Agora é tarde demais para essas perguntas que não foram feitas, mas eu respondo mesmo assim. Não, eu nunca achei que você não pensava mais em mim. Sempre soube que o nosso amor continuava existindo dentro de nós dois e não tinha se transformado em nenhum outro sentimento. Nem raiva, nem saudade, nem amizade. Continuou sendo amor, e só amor. E continua sendo amor, ainda que eu não saiba em que dimensão você está agora, nem se é possível amar nessa sua nova dimensão. Se não for possível, a gente inventa um jeito de continuar se amando mesmo assim. Porque amar não pode ser tão condenável quanto nos fizeram acreditar. Mas se você já tiver ido embora, como é que eu vou brigar pelo nosso amor sem você?
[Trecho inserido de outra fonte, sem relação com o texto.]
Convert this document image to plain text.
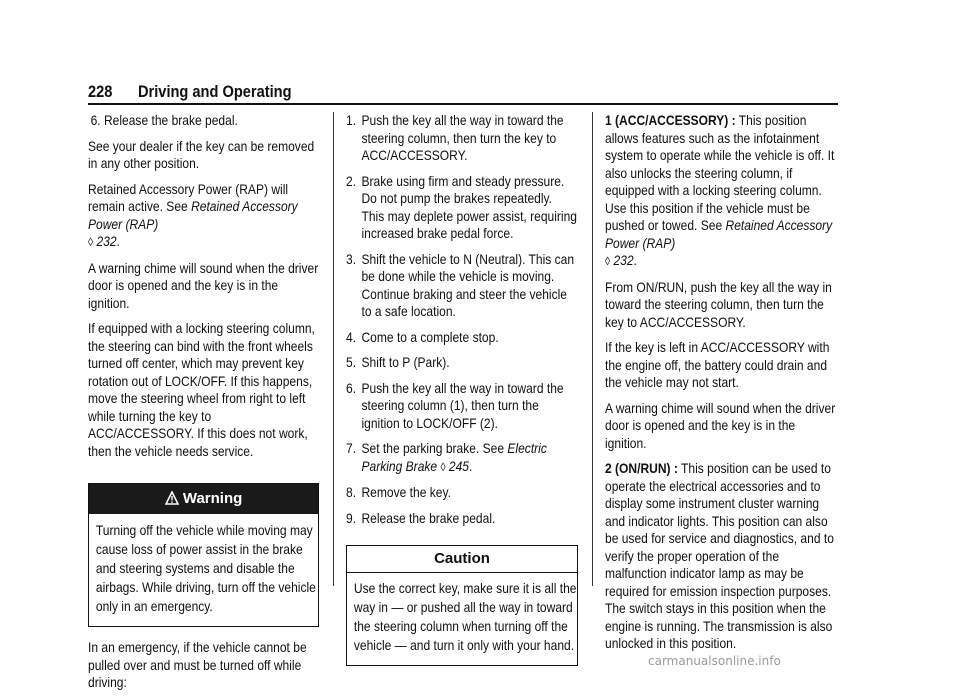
228 Driving and Operating

6. Release the brake pedal.

See your dealer if the key can be removed in any other position.

Retained Accessory Power (RAP) will remain active. See Retained Accessory Power (RAP)
◊ 232.

A warning chime will sound when the driver door is opened and the key is in the ignition.

If equipped with a locking steering column, the steering can bind with the front wheels turned off center, which may prevent key rotation out of LOCK/OFF. If this happens, move the steering wheel from right to left while turning the key to ACC/ACCESSORY. If this does not work, then the vehicle needs service.

Warning
Turning off the vehicle while moving may cause loss of power assist in the brake and steering systems and disable the airbags. While driving, turn off the vehicle only in an emergency.

In an emergency, if the vehicle cannot be pulled over and must be turned off while driving:

1. Push the key all the way in toward the steering column, then turn the key to ACC/ACCESSORY.
2. Brake using firm and steady pressure. Do not pump the brakes repeatedly. This may deplete power assist, requiring increased brake pedal force.
3. Shift the vehicle to N (Neutral). This can be done while the vehicle is moving. Continue braking and steer the vehicle to a safe location.
4. Come to a complete stop.
5. Shift to P (Park).
6. Push the key all the way in toward the steering column (1), then turn the ignition to LOCK/OFF (2).
7. Set the parking brake. See Electric Parking Brake ◊ 245.
8. Remove the key.
9. Release the brake pedal.
Caution
Use the correct key, make sure it is all the way in — or pushed all the way in toward the steering column when turning off the vehicle — and turn it only with your hand.

1 (ACC/ACCESSORY) : This position allows features such as the infotainment system to operate while the vehicle is off. It also unlocks the steering column, if equipped with a locking steering column. Use this position if the vehicle must be pushed or towed. See Retained Accessory Power (RAP)
◊ 232.

From ON/RUN, push the key all the way in toward the steering column, then turn the key to ACC/ACCESSORY.

If the key is left in ACC/ACCESSORY with the engine off, the battery could drain and the vehicle may not start.

A warning chime will sound when the driver door is opened and the key is in the ignition.

2 (ON/RUN) : This position can be used to operate the electrical accessories and to display some instrument cluster warning and indicator lights. This position can also be used for service and diagnostics, and to verify the proper operation of the malfunction indicator lamp as may be required for emission inspection purposes. The switch stays in this position when the engine is running. The transmission is also unlocked in this position.

carmanualsonline.info
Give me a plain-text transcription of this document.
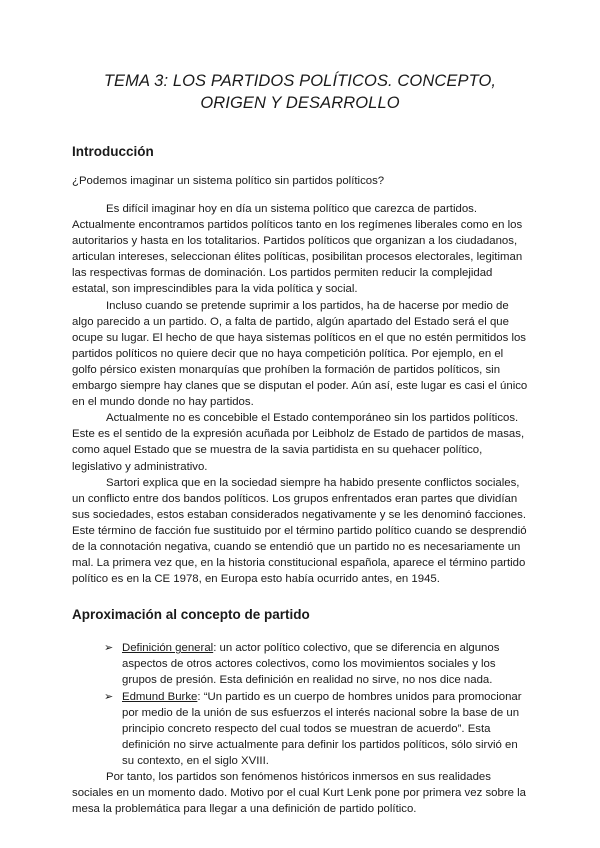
TEMA 3: LOS PARTIDOS POLÍTICOS. CONCEPTO, ORIGEN Y DESARROLLO
Introducción

¿Podemos imaginar un sistema político sin partidos políticos?

Es difícil imaginar hoy en día un sistema político que carezca de partidos. Actualmente encontramos partidos políticos tanto en los regímenes liberales como en los autoritarios y hasta en los totalitarios. Partidos políticos que organizan a los ciudadanos, articulan intereses, seleccionan élites políticas, posibilitan procesos electorales, legitiman las respectivas formas de dominación. Los partidos permiten reducir la complejidad estatal, son imprescindibles para la vida política y social.

Incluso cuando se pretende suprimir a los partidos, ha de hacerse por medio de algo parecido a un partido. O, a falta de partido, algún apartado del Estado será el que ocupe su lugar. El hecho de que haya sistemas políticos en el que no estén permitidos los partidos políticos no quiere decir que no haya competición política. Por ejemplo, en el golfo pérsico existen monarquías que prohíben la formación de partidos políticos, sin embargo siempre hay clanes que se disputan el poder. Aún así, este lugar es casi el único en el mundo donde no hay partidos.

Actualmente no es concebible el Estado contemporáneo sin los partidos políticos. Este es el sentido de la expresión acuñada por Leibholz de Estado de partidos de masas, como aquel Estado que se muestra de la savia partidista en su quehacer político, legislativo y administrativo.

Sartori explica que en la sociedad siempre ha habido presente conflictos sociales, un conflicto entre dos bandos políticos. Los grupos enfrentados eran partes que dividían sus sociedades, estos estaban considerados negativamente y se les denominó facciones. Este término de facción fue sustituido por el término partido político cuando se desprendió de la connotación negativa, cuando se entendió que un partido no es necesariamente un mal. La primera vez que, en la historia constitucional española, aparece el término partido político es en la CE 1978, en Europa esto había ocurrido antes, en 1945.

Aproximación al concepto de partido
➢ Definición general: un actor político colectivo, que se diferencia en algunos aspectos de otros actores colectivos, como los movimientos sociales y los grupos de presión. Esta definición en realidad no sirve, no nos dice nada.
➢ Edmund Burke: “Un partido es un cuerpo de hombres unidos para promocionar por medio de la unión de sus esfuerzos el interés nacional sobre la base de un principio concreto respecto del cual todos se muestran de acuerdo”. Esta definición no sirve actualmente para definir los partidos políticos, sólo sirvió en su contexto, en el siglo XVIII.

Por tanto, los partidos son fenómenos históricos inmersos en sus realidades sociales en un momento dado. Motivo por el cual Kurt Lenk pone por primera vez sobre la mesa la problemática para llegar a una definición de partido político.
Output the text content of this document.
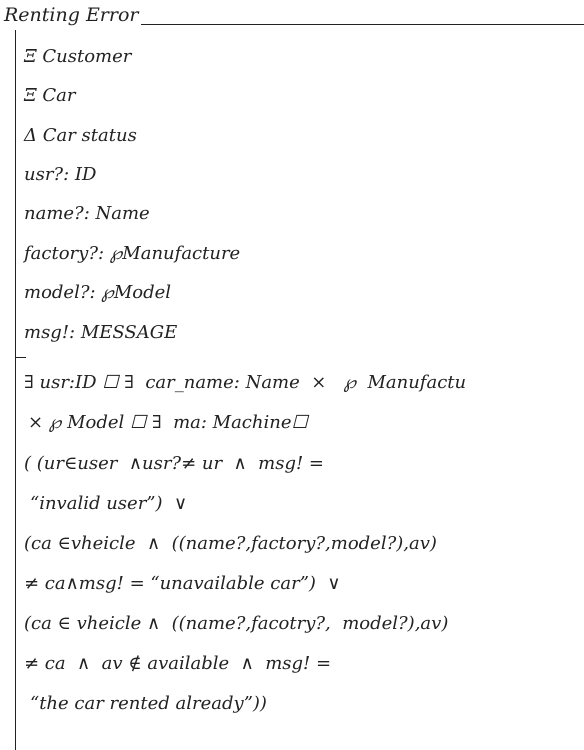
Renting Error
Ξ Customer
Ξ Car
Δ Car status
usr?: ID
name?: Name
factory?: ℘Manufacture
model?: ℘Model
msg!: MESSAGE
∃ usr:ID ☐ ∃  car_name: Name  ×   ℘  Manufactu
× ℘ Model ☐ ∃  ma: Machine☐
( (ur∈user  ∧usr?≠ ur  ∧  msg! =
“invalid user”)  ∨
(ca ∈vheicle  ∧  ((name?,factory?,model?),av)
≠ ca∧msg! = “unavailable car”)  ∨
(ca ∈ vheicle ∧  ((name?,facotry?,  model?),av)
≠ ca  ∧  av ∉ available  ∧  msg! =
“the car rented already”))
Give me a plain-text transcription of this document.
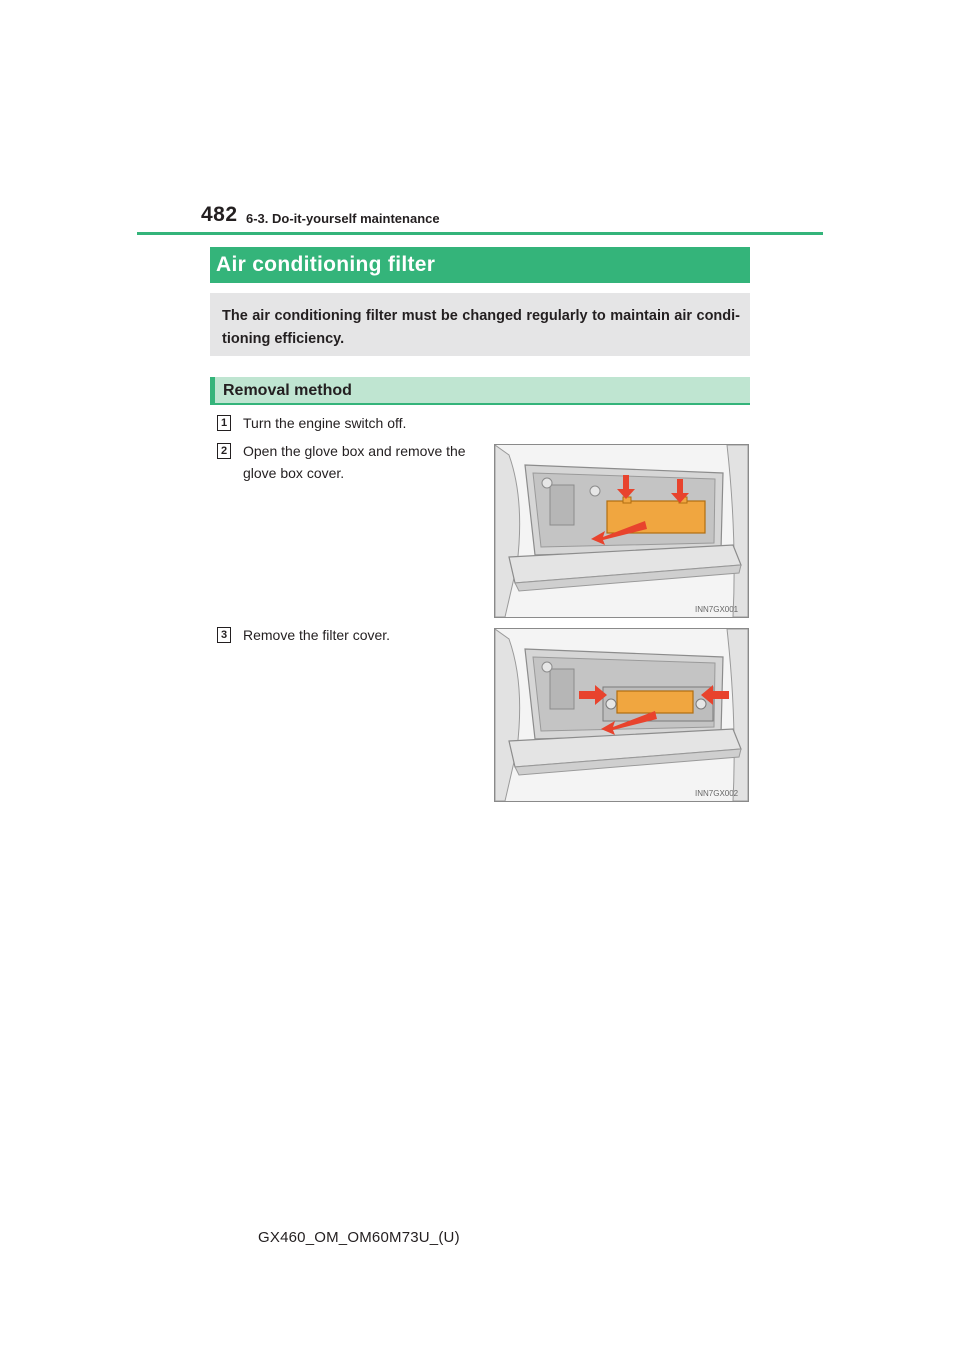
482 6-3. Do-it-yourself maintenance
Air conditioning filter
The air conditioning filter must be changed regularly to maintain air condi-tioning efficiency.
Removal method
1 Turn the engine switch off.
2 Open the glove box and remove the glove box cover.
INN7GX001
3 Remove the filter cover.
INN7GX002
GX460_OM_OM60M73U_(U)
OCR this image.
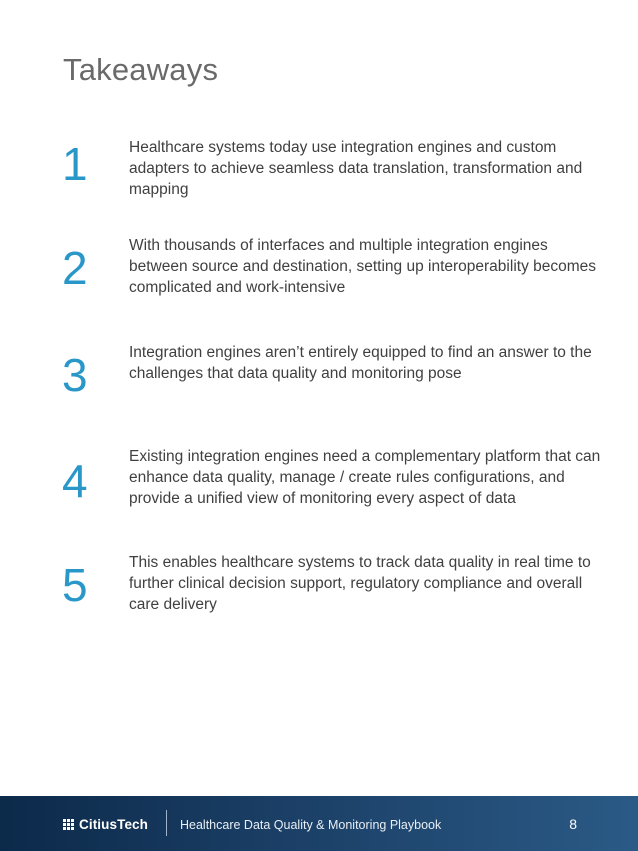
Takeaways
1	Healthcare systems today use integration engines and custom adapters to achieve seamless data translation, transformation and mapping

2	With thousands of interfaces and multiple integration engines between source and destination, setting up interoperability becomes complicated and work-intensive

3	Integration engines aren’t entirely equipped to find an answer to the challenges that data quality and monitoring pose

4	Existing integration engines need a complementary platform that can enhance data quality, manage / create rules configurations, and provide a unified view of monitoring every aspect of data

5	This enables healthcare systems to track data quality in real time to further clinical decision support, regulatory compliance and overall care delivery

CitiusTech	Healthcare Data Quality & Monitoring Playbook	8
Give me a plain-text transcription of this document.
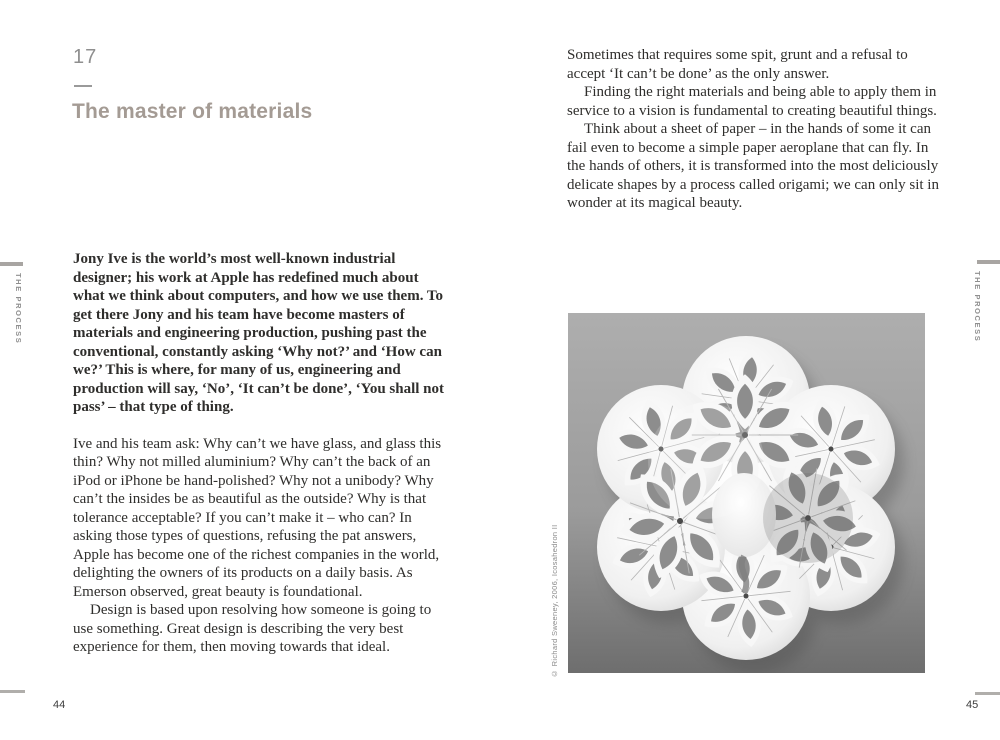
17
The master of materials

Jony Ive is the world’s most well-known industrial designer; his work at Apple has redefined much about what we think about computers, and how we use them. To get there Jony and his team have become masters of materials and engineering production, pushing past the conventional, constantly asking ‘Why not?’ and ‘How can we?’ This is where, for many of us, engineering and production will say, ‘No’, ‘It can’t be done’, ‘You shall not pass’ – that type of thing.

Ive and his team ask: Why can’t we have glass, and glass this thin? Why not milled aluminium? Why can’t the back of an iPod or iPhone be hand-polished? Why not a unibody? Why can’t the insides be as beautiful as the outside? Why is that tolerance acceptable? If you can’t make it – who can? In asking those types of questions, refusing the pat answers, Apple has become one of the richest companies in the world, delighting the owners of its products on a daily basis. As Emerson observed, great beauty is foundational.

Design is based upon resolving how someone is going to use something. Great design is describing the very best experience for them, then moving towards that ideal.

THE PROCESS
44

Sometimes that requires some spit, grunt and a refusal to accept ‘It can’t be done’ as the only answer.

Finding the right materials and being able to apply them in service to a vision is fundamental to creating beautiful things.

Think about a sheet of paper – in the hands of some it can fail even to become a simple paper aeroplane that can fly. In the hands of others, it is transformed into the most deliciously delicate shapes by a process called origami; we can only sit in wonder at its magical beauty.

© Richard Sweeney, 2006, Icosahedron II
THE PROCESS
45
Como é que eu aprendo a viver sem você?

 

Ando com medo de já estar vivendo sem você. Essa hipótese nunca existiu nem nos meus piores pesadelos, como é que pôde se aproximar da realidade numa velocidade tão rápida que eu nem percebi? Pisquei e quando abri os olhos de novo: paf, eu já estava vivendo esse pesadelo. Eu já estava sentada aqui, ao seu lado, irmão, escrevendo tudo o que eu gostaria de te dizer se você acordasse e desligasse todos esses aparelhos. Tudo o que eu devia ter te dito antes de o pesadelo começar. Porque agora, que o pesadelo já começou, me pego pensando que você pode virar uma estrela. E se isso acontecer, eu nunca mais vou conseguir olhar para o céu à noite sem lembrar que estou vivendo pela metade. Eu vou carregar um rancor tão grande por não te ter mais comigo, que vou torcer para ter céu nublado todas as noites. Porque se você não puder mais estar comigo, eu não vou querer mais olhar as estrelas e te imaginar tão longe quanto elas.

 

Será que esses médicos ainda deixaram alguma coisa aí dentro, ou essa conversa que está passando agora na minha cabeça nunca poderá virar realidade? Será que eu terei que guardar as nossas lembranças sozinha, de agora em diante? E se não couber tudo dentro de mim? Só as brincadeiras de playmobyl já ocupam um espaço tão grande, imagina o pacote completo? Lembra de quando a gente subiu naquela árvore e todo o mundo ficou procurando a gente? Lembra dos besouros verdes que comiam as frutas que caíam? Lembra de quando eu ganhei um pogo-ball? Quem foi mesmo que me deu? Lembra que eu nunca fui boa no jogo da memória? Lembra da última vez que a gente disse que se amava? Lembra do nosso passado como se fosse uma porção indivisível? Lembra do nosso filho que a gente tirou? Lembra de quando cedemos à pressão e voltamos a ser só irmãos, em vez de amantes? Lembra das promessas que a gente quebrou, dos planos que a gente não realizou? Lembra que foi impossível voltar a ser só irmãos e que a gente resolveu se afastar? Lembra de alguma coisa, ou não existem mais lembranças para você? Você ainda lembra, ou os médicos estão certos quando falam em morte cerebral e tentam me convencer a desligar os aparelhos? Responde a minha pergunta, nem que seja por telepatia, porque o prazo que o plano de saúde me deu está se esgotando e eu me sinto esgotar junto. Minha vida tem passado como se fosse areia escorrendo pela ampulheta, e cada vez sobra menos da minha areia na parte de cima.

 

 

 

 

(imagens ©guy bordin)

 

 

 

 

 

 

 

Márcia do Valle (Rio de Janeiro-RJ, 1978). Escritora, começou a divulgar seus textos em seu blogue, Solta no Mundo. A partir daí, suas palavras começaram a invadir o espaço virtual e, atualmente, podem ser encontradas em diversos sites. Seu primeiro livro, o romance 180 Graus (Editora Marco Zero, 2005), retrata a vida de duas personagens que podem ser encontradas em cada um dos leitores.